I only really spent any time looking at companies that reported (Bloomsbury above) and Augmentum announcing two new investments.

Augmentum 
  • Made two smallish investments helping people with financial planning/savings management - one in France & one in UK.
  • Would be interesting to look at the valuation these guys got versus where PensionBee is trading - not sure if I will actually do this as unlikely to buy PensionBee
  • On 7th June, they announced an update saying they are planning to raise funds, will publish prospectus and updated NAV
  • I thought about exiting immediately (company trading at substantial premium to NAV and unlikely there will be sufficient uplift in NAV.
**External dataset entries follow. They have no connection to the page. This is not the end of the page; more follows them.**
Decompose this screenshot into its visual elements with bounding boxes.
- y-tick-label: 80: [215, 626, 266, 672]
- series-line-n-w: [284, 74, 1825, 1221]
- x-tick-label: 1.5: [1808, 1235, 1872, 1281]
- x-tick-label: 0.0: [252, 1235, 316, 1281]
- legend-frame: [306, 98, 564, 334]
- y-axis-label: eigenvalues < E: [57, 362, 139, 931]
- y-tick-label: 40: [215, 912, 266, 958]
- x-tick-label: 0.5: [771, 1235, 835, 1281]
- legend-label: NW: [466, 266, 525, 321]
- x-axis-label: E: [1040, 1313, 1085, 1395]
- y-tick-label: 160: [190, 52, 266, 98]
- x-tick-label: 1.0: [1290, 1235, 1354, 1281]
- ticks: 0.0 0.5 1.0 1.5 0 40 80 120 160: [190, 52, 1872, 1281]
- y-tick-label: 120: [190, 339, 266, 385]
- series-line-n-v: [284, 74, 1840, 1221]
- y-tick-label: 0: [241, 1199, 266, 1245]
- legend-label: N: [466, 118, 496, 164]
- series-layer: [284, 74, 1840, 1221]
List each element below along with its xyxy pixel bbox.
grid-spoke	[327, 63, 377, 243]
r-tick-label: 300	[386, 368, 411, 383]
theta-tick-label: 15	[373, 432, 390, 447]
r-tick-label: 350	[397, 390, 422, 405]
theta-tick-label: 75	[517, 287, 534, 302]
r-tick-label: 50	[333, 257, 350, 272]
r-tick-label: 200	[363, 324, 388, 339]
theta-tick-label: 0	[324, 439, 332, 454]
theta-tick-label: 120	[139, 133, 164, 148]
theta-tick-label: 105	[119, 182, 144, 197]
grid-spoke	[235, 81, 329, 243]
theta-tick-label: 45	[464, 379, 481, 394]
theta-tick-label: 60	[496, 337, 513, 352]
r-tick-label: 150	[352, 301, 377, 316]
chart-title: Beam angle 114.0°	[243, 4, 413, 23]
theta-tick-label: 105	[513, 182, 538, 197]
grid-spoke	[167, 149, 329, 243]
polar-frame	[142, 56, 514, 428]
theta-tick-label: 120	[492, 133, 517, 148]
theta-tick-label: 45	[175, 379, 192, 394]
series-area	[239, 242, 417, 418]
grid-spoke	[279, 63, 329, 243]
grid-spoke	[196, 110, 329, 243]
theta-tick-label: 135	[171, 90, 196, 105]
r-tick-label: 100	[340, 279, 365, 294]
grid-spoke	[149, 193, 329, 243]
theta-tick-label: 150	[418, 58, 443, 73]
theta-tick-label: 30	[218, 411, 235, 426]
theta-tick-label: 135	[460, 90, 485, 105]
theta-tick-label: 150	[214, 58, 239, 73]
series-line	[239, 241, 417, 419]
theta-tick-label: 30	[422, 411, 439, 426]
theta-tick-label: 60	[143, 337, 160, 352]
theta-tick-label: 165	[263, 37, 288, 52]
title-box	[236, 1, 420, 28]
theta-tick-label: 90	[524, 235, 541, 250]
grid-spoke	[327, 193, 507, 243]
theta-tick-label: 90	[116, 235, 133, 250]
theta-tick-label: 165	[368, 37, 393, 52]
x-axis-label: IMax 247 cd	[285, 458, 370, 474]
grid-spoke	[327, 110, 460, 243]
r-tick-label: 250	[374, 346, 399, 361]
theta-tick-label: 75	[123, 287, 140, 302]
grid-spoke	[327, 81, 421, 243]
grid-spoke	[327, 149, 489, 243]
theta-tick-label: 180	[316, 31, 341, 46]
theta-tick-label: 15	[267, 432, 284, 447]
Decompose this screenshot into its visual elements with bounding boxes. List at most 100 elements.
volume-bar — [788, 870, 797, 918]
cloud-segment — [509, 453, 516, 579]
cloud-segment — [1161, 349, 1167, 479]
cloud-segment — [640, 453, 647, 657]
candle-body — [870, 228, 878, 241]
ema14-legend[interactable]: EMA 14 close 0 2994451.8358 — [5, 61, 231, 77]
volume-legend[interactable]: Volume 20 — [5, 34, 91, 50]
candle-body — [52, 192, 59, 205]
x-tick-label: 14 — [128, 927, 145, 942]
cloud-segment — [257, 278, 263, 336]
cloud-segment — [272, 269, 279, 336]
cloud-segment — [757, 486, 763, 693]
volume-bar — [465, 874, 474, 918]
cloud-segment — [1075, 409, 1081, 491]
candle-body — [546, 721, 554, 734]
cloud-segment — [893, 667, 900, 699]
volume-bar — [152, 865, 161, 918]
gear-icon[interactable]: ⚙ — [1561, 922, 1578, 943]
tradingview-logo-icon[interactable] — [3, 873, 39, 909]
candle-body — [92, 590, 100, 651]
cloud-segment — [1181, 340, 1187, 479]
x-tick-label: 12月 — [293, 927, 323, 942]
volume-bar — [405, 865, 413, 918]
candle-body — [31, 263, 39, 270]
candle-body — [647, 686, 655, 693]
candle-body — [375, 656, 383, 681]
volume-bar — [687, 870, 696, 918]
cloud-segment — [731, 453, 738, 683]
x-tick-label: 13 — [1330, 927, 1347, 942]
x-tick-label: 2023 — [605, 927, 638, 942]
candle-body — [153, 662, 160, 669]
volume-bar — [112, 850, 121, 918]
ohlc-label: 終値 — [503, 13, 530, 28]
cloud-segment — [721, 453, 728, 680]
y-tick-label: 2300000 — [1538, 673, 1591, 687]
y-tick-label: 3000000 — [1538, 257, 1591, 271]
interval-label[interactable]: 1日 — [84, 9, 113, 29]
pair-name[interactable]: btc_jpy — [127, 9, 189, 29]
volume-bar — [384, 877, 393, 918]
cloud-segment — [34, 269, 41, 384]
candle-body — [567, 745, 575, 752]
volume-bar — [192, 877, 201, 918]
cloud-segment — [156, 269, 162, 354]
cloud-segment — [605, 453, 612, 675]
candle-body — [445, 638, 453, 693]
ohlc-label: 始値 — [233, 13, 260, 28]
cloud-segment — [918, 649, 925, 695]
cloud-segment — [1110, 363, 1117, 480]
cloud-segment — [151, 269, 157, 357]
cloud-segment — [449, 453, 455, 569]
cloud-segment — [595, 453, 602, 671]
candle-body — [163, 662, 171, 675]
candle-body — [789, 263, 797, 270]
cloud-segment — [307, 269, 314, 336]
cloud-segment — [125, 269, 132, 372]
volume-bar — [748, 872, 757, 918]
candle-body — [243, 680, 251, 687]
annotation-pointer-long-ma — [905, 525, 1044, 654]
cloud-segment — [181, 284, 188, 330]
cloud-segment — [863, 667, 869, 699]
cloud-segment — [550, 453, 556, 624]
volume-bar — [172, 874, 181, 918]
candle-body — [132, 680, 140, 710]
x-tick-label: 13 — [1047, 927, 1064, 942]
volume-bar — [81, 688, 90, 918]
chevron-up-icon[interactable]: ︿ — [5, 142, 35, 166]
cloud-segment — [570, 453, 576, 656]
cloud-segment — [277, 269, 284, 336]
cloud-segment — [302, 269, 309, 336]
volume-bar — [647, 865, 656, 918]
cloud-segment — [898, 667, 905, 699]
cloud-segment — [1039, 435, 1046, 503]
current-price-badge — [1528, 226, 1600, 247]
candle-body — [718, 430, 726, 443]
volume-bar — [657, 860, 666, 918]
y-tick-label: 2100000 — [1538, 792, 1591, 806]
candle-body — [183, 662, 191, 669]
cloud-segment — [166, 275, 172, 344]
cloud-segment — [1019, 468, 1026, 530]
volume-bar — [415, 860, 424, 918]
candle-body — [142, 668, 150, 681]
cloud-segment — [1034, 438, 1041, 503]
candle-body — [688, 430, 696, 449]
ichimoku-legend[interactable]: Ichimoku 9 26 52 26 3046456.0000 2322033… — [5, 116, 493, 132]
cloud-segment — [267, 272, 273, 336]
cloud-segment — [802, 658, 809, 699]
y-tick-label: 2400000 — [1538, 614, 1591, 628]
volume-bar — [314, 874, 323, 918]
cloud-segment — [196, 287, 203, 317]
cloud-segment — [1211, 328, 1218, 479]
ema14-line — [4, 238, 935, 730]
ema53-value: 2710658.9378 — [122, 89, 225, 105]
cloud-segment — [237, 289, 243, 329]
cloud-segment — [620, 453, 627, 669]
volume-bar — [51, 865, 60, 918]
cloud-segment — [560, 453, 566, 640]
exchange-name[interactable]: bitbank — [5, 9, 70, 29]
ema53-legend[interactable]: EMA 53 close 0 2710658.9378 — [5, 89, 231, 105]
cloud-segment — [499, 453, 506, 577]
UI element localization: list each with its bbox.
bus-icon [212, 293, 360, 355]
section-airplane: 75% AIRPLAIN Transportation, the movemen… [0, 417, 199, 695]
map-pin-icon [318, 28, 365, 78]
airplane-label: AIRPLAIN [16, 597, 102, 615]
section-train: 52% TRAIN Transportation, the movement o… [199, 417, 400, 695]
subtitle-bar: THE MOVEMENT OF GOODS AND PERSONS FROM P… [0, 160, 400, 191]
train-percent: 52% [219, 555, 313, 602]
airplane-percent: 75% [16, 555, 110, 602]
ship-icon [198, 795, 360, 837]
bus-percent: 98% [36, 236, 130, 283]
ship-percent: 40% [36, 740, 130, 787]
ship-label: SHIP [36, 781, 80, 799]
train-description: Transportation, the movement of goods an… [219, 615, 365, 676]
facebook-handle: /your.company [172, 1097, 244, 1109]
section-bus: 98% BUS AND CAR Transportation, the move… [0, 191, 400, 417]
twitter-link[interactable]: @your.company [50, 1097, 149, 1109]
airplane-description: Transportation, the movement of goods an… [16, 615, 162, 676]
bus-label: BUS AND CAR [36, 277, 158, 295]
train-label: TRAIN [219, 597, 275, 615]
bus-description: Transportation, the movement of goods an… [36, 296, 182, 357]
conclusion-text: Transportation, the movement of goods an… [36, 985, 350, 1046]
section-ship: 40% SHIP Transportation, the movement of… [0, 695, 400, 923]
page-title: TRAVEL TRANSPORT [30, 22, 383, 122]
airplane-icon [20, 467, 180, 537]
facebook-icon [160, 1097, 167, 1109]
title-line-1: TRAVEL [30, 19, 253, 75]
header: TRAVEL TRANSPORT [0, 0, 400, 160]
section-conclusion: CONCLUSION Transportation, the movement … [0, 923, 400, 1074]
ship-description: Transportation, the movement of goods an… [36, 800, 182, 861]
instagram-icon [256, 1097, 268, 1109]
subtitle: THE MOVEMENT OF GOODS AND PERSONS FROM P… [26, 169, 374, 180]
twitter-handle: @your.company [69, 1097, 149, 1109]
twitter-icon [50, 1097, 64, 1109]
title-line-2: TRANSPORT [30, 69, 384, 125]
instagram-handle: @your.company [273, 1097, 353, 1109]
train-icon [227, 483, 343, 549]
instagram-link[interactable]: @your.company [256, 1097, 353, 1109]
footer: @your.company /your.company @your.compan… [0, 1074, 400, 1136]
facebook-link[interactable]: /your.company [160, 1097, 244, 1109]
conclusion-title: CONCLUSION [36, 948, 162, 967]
  • Given market conditions, I am not sure there will be much appetite for funding on a premium to NAV.
  • Exited on 9th June - reasons above + free up cash in light of purchases made in previous week & portfolio considerations (position size vs willingness to add).
  • Note if acted immediately in stead of dilly dallying, would have saved 3%, but as it turns out given weakness today, was good to exit - see where we are in a couple of weeks.
  • Results on 14th June be interesting
Ok - think I have earned another afternoon beer - following which I must finish reading properly SHED results & carry on with the lessons of 2020.